In some cases your code may be able to parallelize across the cores on multiple nodes. In this case you should use the --ntasks (-n) flag. Here's a job script in which we ask for 20 cores, which may be provided by Slurm on one or more machines:
#! /bin/bash
#SBATCH -n 20
python code.py > code.pyout
It only makes sense to use -n if your code is set up to be able to run across multiple machines (if you're not sure, it's likely that it won't run on multiple machines).
You can use both -c and -n in some cases, such as if you wanted to run Python or R in parallel with multiple processes and have each process use multiple cores for threaded linear algebra. Here's a job script asking for three tasks (suitable for starting three worker processes) and four cores per task (suitable for running four software threads per process):
#! /bin/bash
#SBATCH -n 3
#SBATCH -c 4
python code.py > code.pyout
Slurm sets various environment variables inside the context of your running job that you can then use in your code so that your code adapts to whatever resources you requested.
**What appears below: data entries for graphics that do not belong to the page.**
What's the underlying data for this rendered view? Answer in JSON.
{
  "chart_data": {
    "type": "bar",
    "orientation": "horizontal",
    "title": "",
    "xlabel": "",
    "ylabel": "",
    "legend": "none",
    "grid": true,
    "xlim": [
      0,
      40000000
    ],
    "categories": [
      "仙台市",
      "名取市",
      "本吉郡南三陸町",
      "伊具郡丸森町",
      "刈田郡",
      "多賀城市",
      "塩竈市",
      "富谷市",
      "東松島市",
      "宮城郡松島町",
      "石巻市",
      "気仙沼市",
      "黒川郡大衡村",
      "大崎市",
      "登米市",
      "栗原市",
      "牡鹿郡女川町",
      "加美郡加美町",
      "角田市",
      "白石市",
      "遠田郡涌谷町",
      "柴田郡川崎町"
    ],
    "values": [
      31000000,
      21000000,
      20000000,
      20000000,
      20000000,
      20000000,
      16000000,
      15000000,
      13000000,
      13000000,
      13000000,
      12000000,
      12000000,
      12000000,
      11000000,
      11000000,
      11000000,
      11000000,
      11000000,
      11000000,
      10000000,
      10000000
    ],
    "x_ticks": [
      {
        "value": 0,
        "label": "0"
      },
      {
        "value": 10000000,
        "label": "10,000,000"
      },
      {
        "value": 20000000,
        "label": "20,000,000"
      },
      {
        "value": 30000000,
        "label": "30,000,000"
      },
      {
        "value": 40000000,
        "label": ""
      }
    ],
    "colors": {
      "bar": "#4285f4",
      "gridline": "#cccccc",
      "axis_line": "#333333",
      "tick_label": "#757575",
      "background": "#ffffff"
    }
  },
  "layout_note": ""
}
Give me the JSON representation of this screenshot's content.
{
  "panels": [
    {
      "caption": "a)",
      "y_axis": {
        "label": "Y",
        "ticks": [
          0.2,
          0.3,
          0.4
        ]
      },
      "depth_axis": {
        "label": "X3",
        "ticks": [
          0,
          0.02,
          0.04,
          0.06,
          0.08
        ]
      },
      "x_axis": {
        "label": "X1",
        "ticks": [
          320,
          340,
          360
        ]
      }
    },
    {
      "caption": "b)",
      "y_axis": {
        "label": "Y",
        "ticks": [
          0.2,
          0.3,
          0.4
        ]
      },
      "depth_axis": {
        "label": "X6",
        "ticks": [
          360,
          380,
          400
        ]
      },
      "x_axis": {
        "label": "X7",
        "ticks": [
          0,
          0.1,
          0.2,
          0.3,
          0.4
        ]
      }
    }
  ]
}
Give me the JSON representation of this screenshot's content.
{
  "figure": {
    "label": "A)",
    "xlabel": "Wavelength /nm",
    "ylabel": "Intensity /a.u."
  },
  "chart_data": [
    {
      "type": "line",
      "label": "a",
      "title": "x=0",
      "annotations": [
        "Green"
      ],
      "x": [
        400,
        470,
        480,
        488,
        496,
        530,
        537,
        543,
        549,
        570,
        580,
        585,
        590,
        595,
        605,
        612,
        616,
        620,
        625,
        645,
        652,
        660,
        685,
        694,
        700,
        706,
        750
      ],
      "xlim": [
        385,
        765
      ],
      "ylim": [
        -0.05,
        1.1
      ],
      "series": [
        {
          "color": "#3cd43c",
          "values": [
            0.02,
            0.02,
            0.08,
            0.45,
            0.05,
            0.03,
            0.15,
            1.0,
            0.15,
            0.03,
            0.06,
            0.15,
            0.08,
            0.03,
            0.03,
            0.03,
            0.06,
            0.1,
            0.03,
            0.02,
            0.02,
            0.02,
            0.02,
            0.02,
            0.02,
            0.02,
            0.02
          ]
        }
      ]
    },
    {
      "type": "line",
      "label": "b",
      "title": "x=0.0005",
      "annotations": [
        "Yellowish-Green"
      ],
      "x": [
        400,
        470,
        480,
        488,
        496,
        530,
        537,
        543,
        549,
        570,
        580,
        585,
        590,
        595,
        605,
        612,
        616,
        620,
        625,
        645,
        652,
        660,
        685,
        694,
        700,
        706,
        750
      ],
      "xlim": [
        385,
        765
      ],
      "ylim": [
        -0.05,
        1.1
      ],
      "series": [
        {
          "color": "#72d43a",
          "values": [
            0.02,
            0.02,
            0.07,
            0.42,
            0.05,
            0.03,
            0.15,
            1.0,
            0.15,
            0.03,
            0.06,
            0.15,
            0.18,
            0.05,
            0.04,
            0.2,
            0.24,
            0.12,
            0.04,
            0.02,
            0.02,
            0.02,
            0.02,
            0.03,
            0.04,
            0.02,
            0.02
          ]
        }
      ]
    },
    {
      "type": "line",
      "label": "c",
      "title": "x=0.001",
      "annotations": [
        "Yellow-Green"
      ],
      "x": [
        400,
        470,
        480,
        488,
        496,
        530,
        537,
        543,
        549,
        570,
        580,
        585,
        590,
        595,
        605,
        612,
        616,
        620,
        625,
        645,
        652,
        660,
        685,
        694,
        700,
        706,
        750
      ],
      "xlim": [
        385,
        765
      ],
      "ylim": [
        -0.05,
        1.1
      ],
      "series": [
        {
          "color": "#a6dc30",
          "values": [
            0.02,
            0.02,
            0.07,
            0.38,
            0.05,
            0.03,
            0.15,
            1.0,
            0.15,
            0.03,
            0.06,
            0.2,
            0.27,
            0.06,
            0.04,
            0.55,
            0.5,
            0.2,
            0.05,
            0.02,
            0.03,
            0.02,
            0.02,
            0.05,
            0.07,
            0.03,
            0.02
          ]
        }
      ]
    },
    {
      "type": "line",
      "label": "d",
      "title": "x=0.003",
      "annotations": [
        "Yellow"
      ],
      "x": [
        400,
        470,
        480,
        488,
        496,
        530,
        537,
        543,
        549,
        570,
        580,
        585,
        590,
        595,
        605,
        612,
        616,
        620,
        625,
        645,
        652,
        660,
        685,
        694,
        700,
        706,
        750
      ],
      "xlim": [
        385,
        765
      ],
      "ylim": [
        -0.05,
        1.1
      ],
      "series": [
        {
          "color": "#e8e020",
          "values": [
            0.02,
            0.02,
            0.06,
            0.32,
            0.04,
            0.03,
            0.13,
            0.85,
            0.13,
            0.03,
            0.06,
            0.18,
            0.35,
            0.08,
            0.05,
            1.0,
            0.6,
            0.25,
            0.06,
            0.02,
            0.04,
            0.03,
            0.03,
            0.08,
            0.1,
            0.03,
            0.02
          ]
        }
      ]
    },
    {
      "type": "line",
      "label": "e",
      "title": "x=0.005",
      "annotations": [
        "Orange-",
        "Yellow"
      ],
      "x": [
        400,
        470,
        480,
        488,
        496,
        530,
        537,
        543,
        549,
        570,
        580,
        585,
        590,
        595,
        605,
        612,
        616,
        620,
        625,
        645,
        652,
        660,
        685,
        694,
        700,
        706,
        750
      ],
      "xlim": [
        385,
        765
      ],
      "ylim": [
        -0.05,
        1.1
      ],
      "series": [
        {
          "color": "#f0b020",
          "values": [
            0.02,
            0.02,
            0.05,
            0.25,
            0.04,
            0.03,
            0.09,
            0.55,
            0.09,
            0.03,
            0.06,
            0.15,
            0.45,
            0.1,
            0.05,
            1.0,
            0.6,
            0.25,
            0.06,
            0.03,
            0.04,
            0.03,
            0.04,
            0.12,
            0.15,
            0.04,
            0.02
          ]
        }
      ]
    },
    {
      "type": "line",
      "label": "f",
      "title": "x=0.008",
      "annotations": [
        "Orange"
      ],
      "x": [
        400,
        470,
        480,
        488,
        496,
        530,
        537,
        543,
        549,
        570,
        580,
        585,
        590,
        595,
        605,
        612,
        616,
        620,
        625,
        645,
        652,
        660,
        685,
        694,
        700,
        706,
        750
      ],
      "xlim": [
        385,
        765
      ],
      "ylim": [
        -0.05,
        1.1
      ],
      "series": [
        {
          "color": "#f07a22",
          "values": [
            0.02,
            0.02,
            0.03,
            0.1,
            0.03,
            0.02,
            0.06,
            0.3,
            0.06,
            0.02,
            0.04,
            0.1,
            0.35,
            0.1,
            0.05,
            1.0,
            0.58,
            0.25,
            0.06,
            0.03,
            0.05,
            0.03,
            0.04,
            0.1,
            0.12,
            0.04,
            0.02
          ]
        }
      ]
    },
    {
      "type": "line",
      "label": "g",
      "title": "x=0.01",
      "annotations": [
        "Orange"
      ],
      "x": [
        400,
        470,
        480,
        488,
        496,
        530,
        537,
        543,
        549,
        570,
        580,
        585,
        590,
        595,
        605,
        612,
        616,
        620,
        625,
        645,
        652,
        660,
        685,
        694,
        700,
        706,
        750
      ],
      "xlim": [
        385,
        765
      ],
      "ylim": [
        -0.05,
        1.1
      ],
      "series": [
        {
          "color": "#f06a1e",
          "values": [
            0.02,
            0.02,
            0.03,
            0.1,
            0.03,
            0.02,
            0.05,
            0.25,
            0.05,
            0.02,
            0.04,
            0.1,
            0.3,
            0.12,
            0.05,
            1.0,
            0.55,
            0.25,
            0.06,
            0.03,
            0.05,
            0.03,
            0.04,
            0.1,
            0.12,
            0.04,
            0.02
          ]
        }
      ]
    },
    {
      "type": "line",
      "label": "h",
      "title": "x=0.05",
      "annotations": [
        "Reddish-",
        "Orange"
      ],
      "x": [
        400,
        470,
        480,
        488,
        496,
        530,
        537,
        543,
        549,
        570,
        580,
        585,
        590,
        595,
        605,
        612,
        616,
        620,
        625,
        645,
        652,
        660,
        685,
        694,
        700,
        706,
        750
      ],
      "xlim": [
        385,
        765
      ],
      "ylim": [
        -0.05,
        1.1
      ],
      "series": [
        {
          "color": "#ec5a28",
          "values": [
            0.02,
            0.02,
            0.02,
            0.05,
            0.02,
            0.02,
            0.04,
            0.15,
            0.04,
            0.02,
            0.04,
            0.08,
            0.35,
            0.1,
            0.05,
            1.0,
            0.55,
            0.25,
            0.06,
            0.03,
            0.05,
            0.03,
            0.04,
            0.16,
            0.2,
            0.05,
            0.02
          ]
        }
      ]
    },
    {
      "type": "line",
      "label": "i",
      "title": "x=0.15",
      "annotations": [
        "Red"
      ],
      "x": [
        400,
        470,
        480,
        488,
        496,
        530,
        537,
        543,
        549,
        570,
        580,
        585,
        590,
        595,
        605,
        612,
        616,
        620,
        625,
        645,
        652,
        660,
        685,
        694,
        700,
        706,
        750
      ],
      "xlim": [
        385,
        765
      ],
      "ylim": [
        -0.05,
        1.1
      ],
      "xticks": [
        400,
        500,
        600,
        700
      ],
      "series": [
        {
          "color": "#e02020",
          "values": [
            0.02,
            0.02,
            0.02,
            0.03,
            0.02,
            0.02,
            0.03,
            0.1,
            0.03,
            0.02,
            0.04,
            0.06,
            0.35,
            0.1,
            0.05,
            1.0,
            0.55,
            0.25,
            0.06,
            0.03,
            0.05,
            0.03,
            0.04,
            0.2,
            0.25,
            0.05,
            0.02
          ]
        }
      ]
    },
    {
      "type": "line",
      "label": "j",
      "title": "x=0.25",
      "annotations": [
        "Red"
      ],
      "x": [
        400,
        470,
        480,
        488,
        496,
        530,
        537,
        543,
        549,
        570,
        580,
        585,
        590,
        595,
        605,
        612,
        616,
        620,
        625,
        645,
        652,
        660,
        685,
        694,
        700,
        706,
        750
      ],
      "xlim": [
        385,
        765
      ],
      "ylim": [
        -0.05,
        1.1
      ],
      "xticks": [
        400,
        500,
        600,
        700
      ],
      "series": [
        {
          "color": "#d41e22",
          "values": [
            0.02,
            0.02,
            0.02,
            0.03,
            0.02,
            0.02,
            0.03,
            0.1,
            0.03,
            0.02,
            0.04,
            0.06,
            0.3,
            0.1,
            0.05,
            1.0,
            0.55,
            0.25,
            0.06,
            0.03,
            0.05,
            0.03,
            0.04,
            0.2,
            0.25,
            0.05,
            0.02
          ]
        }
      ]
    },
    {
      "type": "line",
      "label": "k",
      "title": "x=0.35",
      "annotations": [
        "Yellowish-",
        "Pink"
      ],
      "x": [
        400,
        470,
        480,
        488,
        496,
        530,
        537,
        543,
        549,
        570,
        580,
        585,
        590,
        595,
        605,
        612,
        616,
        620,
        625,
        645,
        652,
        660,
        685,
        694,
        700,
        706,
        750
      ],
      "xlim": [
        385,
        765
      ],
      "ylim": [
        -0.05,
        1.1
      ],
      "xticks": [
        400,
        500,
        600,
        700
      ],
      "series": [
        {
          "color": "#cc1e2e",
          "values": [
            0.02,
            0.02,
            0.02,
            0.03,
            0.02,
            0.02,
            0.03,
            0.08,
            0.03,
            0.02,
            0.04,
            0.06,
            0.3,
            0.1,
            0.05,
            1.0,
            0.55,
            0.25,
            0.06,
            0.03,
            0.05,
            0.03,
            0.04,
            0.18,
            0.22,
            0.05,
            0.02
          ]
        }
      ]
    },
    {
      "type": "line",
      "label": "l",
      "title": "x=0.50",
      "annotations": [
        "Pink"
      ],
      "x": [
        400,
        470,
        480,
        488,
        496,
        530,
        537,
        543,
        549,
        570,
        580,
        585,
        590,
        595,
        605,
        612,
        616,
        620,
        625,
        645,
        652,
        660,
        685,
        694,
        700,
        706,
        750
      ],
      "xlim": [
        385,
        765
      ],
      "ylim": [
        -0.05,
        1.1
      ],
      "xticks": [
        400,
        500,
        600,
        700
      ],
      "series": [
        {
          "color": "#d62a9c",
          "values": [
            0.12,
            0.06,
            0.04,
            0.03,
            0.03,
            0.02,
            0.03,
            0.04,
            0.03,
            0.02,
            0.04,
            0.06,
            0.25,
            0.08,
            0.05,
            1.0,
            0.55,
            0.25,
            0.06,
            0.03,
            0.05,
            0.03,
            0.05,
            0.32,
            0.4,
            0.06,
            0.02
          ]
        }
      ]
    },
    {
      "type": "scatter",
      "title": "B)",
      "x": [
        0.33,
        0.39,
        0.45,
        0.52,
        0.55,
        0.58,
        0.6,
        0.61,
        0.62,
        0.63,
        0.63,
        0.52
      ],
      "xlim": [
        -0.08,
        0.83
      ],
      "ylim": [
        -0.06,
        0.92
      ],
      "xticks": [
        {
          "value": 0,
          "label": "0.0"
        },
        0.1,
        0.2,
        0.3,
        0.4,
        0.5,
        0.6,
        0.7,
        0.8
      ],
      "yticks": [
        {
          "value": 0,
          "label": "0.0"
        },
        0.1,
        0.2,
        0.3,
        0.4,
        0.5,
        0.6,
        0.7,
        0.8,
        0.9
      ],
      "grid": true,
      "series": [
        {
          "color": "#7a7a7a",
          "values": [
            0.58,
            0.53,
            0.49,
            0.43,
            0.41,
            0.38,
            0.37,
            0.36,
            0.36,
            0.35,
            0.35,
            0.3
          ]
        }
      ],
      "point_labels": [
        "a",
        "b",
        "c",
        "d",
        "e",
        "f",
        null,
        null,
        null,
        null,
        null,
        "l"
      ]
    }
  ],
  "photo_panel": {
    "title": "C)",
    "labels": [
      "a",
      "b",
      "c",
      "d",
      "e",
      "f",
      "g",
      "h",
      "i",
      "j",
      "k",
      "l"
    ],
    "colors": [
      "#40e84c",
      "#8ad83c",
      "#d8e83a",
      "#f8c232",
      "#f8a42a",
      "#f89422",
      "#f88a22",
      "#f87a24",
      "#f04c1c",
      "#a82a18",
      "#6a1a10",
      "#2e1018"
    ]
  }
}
This is much better than hard-coding things like the number of workers that you want to use in your parallelized code.
Here are a few that can be useful:
env | grep SLURM
<snip>
SLURM_CPUS_PER_TASK=4
SLURM_NTASKS=3
SLURM_NNODES=2
SLURM_NODELIST=scf-sm[11-12]
<snip>
The job is using cores on two nodes, with four CPUs for each of three tasks. Note that only code that is set up to run across multiple machines will work in this situation.